Using several curves in 3D to create a surface I have a set of several closed curves in 3d (like image below is showing my set of curves from 3 views).

To clarify my idea, i ask my questions in two different ways showed by diction 1 and diction 2 in next. Both questions are same, and I'm bringing them just for explaining what I need.
diction 1- Each closed curve is consist of many points and all points in each curve have same height. Calculating any of these curves is a time consuming task, so i would like to know is there a method to interpolate between two successive curve and make a new curve instead of calculating it from the time consuming task?
diction 2- You can see in image every closed curve have same height in every point of it. (because of perspective view, the side view seems is not so, but in real it is).
Is there a method to approximate a curve between two successive curves with only data of those two curves?
For example think we remove 7'th curve (counting from down to up) and we want to approximate it with data of 6'th curve and 8'th curve. Is there a method to do so?
- Update - in many CAD/CAM applications there is a command named Loft which will create a surface from several curves like this image (from this page)

What is the math behind the Loft operation?
 A: This is a question that is not easy to answer as there are multiple ways to achieve what you want but none of them is easy to implement. So, here I can only give some general description about the algorithm and you will have to do more research (try google on "surface reconstruction from planar contours") on your own. 
The first way is to construct triangle facets between two successive curves. For each two successive points in the upper curve, they will be connected to a point in the lower curve, thus forming a triangle facet. Similarly, every two successive points in the lower curve will be connected to a point in the upper curve, forming another triangle. There are many different criteria to choose how to match points between upper curve and lower curve. Once all the points are used in both curves, we have a collection of triangle facets that fill up the space between the two curves. Repeat the process for every two successive curves and we will have a polygon mesh that interpolate all the curves. Then, finding new curves is just a matter of intersecting a plane at known z value with the polygon mesh.

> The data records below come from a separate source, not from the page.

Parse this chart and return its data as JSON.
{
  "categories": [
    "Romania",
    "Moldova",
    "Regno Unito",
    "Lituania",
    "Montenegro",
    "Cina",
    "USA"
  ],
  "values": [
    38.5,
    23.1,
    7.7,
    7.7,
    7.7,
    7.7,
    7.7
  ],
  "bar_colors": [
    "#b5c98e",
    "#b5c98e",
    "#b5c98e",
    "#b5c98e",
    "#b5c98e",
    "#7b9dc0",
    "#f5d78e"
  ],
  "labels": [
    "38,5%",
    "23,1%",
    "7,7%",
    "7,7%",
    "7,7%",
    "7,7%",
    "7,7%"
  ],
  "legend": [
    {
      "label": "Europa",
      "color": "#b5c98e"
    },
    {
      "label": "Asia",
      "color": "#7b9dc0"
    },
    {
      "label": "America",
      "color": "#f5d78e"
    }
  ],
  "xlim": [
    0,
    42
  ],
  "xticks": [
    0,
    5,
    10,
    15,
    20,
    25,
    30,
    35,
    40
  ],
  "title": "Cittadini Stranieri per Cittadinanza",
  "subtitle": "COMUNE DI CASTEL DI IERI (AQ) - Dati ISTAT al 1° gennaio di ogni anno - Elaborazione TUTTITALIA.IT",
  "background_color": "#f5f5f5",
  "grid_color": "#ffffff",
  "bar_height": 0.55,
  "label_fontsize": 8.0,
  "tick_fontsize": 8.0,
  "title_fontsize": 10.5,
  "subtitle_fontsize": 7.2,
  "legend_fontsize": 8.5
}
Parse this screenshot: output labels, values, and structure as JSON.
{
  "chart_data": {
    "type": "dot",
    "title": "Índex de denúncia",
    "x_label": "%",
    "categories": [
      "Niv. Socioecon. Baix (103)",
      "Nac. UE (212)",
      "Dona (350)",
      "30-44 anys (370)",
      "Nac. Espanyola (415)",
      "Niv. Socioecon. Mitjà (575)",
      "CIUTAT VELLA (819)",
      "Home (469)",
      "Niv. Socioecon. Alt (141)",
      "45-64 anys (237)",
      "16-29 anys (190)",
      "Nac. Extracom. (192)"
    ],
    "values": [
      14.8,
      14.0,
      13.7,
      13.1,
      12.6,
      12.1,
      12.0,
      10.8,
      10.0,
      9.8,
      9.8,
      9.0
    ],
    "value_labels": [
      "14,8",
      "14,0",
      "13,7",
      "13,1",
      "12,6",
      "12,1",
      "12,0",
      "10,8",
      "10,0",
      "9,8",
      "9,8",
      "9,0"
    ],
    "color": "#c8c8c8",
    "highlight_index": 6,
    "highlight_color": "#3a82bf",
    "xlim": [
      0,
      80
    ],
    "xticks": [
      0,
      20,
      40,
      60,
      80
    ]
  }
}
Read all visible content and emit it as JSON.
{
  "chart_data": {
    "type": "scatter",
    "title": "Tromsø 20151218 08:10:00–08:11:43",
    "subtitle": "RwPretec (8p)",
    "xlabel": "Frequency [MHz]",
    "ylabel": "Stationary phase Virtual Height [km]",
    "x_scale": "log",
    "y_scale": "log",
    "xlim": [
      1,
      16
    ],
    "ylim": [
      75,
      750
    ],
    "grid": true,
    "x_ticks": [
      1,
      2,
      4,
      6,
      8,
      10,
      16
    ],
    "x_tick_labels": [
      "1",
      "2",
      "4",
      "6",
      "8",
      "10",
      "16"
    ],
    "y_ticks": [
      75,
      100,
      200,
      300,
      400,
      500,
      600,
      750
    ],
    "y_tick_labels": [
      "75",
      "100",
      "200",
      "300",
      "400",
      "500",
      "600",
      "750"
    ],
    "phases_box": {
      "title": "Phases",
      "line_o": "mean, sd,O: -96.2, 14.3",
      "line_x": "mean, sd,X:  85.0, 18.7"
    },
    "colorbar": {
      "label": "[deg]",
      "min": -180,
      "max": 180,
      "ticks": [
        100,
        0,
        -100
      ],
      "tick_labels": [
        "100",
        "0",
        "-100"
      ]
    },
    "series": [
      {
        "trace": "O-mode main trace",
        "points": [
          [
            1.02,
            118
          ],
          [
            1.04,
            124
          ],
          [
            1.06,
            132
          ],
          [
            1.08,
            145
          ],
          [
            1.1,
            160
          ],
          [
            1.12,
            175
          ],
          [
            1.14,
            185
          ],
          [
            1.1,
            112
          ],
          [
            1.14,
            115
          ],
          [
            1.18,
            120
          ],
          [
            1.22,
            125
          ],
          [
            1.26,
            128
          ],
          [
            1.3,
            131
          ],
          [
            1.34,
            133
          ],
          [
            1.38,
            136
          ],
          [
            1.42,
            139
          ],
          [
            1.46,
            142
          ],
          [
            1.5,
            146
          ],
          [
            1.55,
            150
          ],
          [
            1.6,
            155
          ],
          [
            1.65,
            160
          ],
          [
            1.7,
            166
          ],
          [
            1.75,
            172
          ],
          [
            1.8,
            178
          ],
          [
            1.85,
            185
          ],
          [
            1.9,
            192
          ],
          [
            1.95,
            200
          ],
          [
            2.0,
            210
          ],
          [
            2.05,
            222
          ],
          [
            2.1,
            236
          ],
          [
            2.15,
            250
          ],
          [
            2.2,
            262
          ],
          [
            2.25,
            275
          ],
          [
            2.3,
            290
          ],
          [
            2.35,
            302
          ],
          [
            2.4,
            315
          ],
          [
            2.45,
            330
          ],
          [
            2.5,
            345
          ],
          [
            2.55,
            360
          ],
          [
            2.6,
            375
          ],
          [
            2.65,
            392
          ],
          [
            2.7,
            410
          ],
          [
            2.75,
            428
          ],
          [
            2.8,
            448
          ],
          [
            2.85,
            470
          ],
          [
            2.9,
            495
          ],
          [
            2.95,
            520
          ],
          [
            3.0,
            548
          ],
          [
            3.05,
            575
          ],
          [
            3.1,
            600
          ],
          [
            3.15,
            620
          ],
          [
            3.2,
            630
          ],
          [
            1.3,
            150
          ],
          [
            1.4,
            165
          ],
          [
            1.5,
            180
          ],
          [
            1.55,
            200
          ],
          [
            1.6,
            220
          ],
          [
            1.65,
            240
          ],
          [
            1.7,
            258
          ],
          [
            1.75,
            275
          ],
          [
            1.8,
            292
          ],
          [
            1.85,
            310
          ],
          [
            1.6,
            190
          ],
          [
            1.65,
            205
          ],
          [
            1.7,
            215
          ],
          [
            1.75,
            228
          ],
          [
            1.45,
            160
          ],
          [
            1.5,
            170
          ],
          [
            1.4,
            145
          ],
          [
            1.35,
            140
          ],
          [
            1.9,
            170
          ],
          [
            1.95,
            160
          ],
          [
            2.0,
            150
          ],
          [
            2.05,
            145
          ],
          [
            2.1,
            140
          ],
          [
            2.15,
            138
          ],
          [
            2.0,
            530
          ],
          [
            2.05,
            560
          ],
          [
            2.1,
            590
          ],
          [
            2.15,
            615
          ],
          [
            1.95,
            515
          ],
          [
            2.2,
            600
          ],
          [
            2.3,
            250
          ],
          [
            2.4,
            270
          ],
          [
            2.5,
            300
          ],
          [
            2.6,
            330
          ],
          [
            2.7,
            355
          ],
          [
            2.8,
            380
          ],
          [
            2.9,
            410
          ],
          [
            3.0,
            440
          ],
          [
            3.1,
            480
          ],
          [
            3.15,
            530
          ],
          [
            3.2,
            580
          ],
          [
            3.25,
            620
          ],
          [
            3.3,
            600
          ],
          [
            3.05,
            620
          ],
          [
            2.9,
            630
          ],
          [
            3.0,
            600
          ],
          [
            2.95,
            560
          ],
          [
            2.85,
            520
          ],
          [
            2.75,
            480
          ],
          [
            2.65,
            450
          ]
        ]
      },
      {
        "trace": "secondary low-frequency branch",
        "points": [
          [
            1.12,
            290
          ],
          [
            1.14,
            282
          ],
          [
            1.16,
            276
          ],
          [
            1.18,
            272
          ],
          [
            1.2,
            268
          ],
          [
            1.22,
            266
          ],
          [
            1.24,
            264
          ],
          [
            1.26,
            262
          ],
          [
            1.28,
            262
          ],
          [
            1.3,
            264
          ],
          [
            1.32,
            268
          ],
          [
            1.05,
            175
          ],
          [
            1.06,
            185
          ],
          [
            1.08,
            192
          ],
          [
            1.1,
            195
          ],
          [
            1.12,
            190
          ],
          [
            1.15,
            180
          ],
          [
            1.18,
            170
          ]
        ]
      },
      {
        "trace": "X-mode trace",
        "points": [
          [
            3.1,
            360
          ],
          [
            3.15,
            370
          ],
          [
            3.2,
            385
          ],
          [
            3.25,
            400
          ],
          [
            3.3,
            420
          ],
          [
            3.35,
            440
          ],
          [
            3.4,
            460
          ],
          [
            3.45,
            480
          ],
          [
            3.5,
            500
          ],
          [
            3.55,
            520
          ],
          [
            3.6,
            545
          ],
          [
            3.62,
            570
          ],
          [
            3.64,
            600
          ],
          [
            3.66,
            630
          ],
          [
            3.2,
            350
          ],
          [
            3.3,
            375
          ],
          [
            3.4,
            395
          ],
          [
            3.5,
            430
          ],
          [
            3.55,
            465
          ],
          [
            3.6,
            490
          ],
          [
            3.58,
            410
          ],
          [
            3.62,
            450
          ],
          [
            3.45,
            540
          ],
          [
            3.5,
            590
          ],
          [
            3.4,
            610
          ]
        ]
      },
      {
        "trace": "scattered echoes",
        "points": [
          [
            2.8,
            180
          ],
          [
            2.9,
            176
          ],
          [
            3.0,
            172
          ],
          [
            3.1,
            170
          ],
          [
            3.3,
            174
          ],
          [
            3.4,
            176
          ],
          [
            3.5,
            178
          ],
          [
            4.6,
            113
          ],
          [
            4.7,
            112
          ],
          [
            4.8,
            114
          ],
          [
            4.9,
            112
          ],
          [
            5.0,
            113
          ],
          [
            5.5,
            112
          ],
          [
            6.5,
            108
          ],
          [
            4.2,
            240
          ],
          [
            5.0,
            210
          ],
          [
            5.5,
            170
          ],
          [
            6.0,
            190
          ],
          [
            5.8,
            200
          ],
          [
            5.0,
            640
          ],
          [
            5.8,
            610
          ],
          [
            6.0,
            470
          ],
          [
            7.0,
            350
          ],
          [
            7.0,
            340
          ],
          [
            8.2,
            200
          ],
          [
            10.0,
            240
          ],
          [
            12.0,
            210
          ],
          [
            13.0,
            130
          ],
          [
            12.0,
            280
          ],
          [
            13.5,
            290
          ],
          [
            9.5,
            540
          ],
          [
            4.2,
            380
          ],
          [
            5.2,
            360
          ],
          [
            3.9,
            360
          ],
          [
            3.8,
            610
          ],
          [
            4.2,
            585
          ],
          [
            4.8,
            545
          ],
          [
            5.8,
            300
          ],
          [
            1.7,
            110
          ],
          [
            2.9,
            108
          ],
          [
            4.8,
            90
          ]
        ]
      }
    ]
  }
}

The 2nd way is to fit each curve (consist of many points) by a B-spline curve (cubic is preferred), then create lofting surface thru all the fitted B-spline curves. Once you have the lofting surface, intersect it with a plane at known z value to get the interpolating curve.
A: I think this can be reduced to the 1d interpolation problem. How are the curves given to you? In a trivial example of surface of revolution, when the curves are circles, we interpolate the radius along the z-axis. In any case, we could discretize any given free-form closed curves by sampling radius at equal polar angles in the cross-sections. Then we interpolate resulting radius arrays along z, by polynomial or spline methods, obtaining a vector-valued interpolant s(z).